Kiss3DGen: Repurposing Image Diffusion Models for 3D Asset Generation
Jiantao Lin, Xin Yang, Meixi Chen, Yingjie Xu, Dongyu Yan, Leyi Wu, Xinli Xu, Lie XU, Shunsi Zhang, Ying-Cong Chen
TL;DR
Kiss3DGen repurposes pretrained 2D diffusion priors to generate complete 3D assets by learning a 3D Bundle Image (four views with normals) and reconstructing textured meshes, transforming 3D generation into a 2D image generation problem. It trains Kiss3DGen-Base with LoRA on a large, curated 3D dataset and augments capabilities with Kiss3DGen-ControlNet to enable 3D enhancement, editing, and image-to-3D tasks using ControlNet modules and tunable hyperparameters. The approach demonstrates strong, data-efficient performance across text-to-3D, text-to-multiview, and image-to-3D tasks, often surpassing state-of-the-art methods while requiring fewer training samples. The framework remains compatible with existing diffusion techniques and diffusion-based editing tools, offering a practical, scalable path for open-domain 3D content creation with broad applicability in AR/VR, gaming, and simulation.
Abstract
Diffusion models have achieved great success in generating 2D images. However, the quality and generalizability of 3D content generation remain limited.

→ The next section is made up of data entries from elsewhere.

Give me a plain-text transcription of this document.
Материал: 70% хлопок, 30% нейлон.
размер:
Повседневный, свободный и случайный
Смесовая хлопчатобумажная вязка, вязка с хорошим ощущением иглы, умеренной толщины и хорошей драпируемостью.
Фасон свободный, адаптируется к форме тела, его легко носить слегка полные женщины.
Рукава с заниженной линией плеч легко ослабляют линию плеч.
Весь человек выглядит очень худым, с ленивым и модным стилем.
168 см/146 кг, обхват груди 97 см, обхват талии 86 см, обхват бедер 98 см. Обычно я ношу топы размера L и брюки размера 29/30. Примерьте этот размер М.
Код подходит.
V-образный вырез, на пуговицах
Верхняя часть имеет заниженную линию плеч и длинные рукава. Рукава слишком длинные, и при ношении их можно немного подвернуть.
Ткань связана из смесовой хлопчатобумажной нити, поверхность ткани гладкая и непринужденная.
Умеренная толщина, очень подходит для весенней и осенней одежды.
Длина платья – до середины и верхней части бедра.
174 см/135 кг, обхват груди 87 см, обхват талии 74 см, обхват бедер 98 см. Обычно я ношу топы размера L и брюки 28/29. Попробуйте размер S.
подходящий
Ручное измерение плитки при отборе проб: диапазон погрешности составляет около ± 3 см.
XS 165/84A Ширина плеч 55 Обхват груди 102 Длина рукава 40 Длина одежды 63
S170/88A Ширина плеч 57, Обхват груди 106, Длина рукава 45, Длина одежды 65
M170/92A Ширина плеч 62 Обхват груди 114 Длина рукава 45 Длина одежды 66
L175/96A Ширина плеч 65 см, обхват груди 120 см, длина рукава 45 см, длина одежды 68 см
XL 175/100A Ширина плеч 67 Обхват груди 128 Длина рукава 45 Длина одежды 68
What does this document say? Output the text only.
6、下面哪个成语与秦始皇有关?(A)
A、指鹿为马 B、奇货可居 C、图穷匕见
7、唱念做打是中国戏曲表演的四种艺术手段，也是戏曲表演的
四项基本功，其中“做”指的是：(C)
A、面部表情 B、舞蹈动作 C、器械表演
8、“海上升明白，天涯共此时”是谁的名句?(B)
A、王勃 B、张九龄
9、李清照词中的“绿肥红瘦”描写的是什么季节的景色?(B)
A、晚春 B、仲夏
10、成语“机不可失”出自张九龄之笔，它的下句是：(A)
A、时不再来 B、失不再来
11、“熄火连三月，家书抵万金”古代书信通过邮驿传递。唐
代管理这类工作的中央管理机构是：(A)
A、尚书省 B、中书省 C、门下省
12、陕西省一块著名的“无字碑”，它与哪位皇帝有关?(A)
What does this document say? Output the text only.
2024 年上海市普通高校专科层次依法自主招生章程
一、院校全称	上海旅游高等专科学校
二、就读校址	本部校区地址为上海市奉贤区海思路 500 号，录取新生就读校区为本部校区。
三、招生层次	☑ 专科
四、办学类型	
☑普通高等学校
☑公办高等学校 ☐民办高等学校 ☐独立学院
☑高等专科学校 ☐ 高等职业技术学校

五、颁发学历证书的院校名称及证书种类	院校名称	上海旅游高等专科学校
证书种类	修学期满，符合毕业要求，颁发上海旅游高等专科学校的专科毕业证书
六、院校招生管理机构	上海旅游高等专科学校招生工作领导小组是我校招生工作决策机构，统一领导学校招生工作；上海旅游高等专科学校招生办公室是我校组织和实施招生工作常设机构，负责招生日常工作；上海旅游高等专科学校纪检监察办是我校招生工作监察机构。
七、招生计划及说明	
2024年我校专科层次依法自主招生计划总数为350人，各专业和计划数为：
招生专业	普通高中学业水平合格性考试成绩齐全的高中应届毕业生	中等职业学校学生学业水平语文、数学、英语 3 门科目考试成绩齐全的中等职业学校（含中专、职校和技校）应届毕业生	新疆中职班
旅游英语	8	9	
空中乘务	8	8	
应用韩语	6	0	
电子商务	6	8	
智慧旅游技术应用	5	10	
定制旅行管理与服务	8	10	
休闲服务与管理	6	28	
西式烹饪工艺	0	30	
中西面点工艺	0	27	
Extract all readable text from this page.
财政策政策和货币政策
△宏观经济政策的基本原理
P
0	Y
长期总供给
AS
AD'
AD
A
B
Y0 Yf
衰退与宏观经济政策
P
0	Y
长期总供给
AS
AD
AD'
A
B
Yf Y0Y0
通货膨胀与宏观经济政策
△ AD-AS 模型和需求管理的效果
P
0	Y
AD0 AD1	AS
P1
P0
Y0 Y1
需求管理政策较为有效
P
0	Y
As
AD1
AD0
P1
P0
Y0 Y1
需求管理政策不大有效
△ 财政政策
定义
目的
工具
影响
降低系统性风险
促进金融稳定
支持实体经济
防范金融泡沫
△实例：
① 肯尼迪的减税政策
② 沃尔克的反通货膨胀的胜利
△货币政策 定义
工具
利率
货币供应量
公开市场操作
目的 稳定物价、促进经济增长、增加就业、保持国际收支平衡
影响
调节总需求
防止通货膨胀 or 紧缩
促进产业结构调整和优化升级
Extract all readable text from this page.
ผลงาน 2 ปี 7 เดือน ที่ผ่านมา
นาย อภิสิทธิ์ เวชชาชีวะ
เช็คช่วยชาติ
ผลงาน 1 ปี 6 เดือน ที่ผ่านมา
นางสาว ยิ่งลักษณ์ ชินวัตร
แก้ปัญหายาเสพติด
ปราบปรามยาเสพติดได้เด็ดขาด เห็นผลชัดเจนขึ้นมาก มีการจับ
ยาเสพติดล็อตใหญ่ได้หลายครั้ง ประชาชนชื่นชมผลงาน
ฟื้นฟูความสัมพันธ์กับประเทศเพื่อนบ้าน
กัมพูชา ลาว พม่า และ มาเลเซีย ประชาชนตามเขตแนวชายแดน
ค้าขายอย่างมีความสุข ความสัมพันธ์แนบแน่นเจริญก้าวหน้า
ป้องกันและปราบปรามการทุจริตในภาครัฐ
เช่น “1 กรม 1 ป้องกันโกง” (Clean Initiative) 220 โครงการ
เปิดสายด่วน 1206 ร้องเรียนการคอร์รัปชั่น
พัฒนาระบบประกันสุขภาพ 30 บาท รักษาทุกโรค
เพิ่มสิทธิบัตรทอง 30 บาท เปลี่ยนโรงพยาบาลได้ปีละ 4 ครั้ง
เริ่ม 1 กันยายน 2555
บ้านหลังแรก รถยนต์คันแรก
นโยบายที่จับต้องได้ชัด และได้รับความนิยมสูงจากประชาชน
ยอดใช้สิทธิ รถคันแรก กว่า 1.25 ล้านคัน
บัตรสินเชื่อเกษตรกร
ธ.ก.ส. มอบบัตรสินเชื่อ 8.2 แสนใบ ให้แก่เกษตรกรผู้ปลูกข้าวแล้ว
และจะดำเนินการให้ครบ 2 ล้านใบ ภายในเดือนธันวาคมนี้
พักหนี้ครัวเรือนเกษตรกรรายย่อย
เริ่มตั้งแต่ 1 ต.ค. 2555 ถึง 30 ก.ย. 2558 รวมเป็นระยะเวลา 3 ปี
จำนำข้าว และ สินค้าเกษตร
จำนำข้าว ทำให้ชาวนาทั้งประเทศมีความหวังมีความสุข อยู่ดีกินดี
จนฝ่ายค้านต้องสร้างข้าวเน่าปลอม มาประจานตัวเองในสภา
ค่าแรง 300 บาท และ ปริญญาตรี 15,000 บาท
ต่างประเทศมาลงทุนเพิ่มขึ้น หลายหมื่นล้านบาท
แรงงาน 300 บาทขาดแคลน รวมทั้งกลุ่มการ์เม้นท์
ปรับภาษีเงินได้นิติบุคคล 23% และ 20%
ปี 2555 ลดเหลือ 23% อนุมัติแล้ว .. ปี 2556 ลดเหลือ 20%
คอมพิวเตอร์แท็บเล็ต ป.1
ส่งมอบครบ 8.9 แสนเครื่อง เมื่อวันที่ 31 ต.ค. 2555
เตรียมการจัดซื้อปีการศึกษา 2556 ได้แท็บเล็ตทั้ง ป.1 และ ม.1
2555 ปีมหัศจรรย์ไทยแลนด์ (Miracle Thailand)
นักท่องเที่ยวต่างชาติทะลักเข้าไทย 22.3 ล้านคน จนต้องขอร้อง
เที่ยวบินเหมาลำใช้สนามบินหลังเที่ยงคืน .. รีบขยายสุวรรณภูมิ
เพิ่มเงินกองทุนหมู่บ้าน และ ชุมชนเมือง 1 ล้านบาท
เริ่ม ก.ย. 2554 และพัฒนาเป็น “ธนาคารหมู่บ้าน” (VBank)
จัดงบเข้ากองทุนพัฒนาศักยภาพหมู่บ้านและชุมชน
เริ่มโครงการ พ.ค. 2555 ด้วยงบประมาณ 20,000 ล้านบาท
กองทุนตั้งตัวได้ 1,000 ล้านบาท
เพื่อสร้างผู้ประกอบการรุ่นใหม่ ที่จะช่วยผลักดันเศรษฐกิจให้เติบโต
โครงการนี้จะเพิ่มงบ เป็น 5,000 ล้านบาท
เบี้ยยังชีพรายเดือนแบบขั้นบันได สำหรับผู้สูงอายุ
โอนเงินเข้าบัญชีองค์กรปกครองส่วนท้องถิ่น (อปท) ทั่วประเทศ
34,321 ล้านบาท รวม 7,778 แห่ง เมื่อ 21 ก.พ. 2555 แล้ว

State-of-the-art methods often require large-scale 3D assets for training, which are challenging to collect. In this work, we introduce Kiss3DGen (Keep It Simple and Straightforward in 3D Generation), an efficient framework for generating, editing, and enhancing 3D objects by repurposing a well-trained 2D image diffusion model for 3D generation. Specifically, we fine-tune a diffusion model to generate ''3D Bundle Image'', a tiled representation composed of multi-view images and their corresponding normal maps. The normal maps are then used to reconstruct a 3D mesh, and the multi-view images provide texture mapping, resulting in a complete 3D model. This simple method effectively transforms the 3D generation problem into a 2D image generation task, maximizing the utilization of knowledge in pretrained diffusion models. Furthermore, we demonstrate that our Kiss3DGen model is compatible with various diffusion model techniques, enabling advanced features such as 3D editing, mesh and texture enhancement, etc. Through extensive experiments, we demonstrate the effectiveness of our approach, showcasing its ability to produce high-quality 3D models efficiently.